Lembremos que a primeira proposta de estudos integrados visando ao conhecimento do Aqüífero Guarani, nos seus diversos aspectos, surgiu de algumas universidades dos quatro países envolvidos, entre as quais se destacou, no Brasil, a Universidade Federal do Paraná.
Em janeiro de 2000, a proposta de estruturação do projeto foi definida por acordo dos representantes dos quatro países reunidos em Foz do Iguaçu e apresentada ao Banco Mundial (BIRD) e a OEA.
A partir de uma licitação internacional feita no ano de 2003, a execução do projeto ficou sob a responsabilidade de empresas de consultoria internacional, consorciadas com empresas nacionais, tendo a chancela do Governo Federal, e, no caso do Brasil, também de instituições estaduais de cada um dos oito Estados onde ocorre o aqüífero.
Espera-se para o próximo ano a apresentação do principal resultado do projeto, fruto de exaustivas pesquisas e debates: a proposta de um marco legal sobre a gestão compartilhada das águas do aqüífero.
A forma como essa proposta será implementada pelos países participantes ainda está por se definir. Consideramos que o Parlamento do Mercosul seja o canal mais apropriado para que se alcance o imprescindível entendimento, possivelmente na forma de um acordo internacional que estabeleceria um modelo único, a ser adotado, conforme os procedimentos de regra, pela legislação de cada um dos Estados nacionais.
Esse processo já se encontra em andamento, mas em um ritmo talvez excessivamente lento. O Vice-Presidente do Parlamento do Mercosul, Deputado Dr. Rosinha, do PT do Paraná, considera como obstáculo para a aprovação de um acordo não apenas os interesses e as diferentes legislações sobre recursos hídricos dos quatro países, mas também a falta de um debate mais amplo sobre o Aqüífero Guarani no seio das respectivas sociedades.

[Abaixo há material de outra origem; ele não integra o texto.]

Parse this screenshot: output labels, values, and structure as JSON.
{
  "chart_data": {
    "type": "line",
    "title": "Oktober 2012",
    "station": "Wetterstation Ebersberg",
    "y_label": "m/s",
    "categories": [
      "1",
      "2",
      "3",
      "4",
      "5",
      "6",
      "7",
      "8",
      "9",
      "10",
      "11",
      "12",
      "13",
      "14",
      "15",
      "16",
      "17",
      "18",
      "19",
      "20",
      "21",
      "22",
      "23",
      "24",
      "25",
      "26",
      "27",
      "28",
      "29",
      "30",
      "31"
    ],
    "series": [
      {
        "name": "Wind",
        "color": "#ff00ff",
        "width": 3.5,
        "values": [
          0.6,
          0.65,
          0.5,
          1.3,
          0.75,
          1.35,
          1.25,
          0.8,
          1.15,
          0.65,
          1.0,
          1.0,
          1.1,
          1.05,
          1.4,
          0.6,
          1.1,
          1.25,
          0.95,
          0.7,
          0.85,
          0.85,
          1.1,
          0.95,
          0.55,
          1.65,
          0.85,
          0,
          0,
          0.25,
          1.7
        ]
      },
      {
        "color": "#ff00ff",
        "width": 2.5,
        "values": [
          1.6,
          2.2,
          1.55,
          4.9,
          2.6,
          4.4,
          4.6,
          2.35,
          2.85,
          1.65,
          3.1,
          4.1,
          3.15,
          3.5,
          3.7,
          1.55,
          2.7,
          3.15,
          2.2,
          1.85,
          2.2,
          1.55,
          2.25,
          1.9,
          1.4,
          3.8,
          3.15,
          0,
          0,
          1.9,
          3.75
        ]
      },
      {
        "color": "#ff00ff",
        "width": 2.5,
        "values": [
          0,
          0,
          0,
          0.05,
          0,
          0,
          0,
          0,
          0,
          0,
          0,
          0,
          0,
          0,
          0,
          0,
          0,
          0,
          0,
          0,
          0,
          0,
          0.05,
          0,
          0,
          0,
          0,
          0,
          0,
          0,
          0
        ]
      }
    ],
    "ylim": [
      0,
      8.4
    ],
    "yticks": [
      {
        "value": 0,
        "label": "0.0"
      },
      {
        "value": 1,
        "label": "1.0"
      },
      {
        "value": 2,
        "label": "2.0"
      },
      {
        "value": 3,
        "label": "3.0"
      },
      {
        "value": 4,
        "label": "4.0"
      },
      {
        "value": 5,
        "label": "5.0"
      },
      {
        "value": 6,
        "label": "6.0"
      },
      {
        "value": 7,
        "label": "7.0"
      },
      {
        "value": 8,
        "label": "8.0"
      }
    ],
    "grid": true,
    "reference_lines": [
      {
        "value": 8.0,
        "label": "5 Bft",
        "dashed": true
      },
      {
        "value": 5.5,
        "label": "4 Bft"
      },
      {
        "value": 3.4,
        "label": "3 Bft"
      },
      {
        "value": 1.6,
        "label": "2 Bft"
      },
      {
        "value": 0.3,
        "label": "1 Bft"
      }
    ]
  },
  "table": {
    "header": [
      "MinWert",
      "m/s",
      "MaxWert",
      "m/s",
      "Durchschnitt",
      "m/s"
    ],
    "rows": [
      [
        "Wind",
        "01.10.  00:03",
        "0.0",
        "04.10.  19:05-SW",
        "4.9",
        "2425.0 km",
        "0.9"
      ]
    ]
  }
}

Por outro lado, não posso deixar de achar perfeitamente plausível e recomendável que o Parlamento do Mercosul aproveite os resultados do trabalho desenvolvido, com toda a seriedade e competência técnica, pelo Projeto de Proteção Ambiental e Desenvolvimento Sustentável do Sistema Aqüífero Guarani.
Consideramos igualmente imprescindível que a exemplo deste projeto coordenado pela OEA com recursos oriundos do GEF/BIRD, os projetos desenvolvidos nas universidades dos quatro países tenham o mesmo grau de importância ao Parlamento do Mercosul. Esses projetos, é importante destacar, vem sendo desenvolvidos sistematicamente com base na ciência hidrogeológica, sempre destacando a necessidade de proteção do aqüífero, no entendimento de seu funcionamento em termos de quantidade e de qualidade das águas armazenadas, bem como sem deixar de destacar a sua importância para o desenvolvimento sócio-econômico das regiões onde o aqüífero ocorre.
Sr. Presidente, é fundamental, sem dúvida, que tanto o Estado como a sociedade do Brasil, do Paraguai, da Argentina e do Uruguai, países fundadores do Mercosul, compreendam a necessidade da convergência de esforços para garantir, de modo prático, tecnicamente competente e efetivo, a melhor utilização e a preservação desse precioso tesouro líquido, que a natureza dispôs sob amplas porções de seus territórios.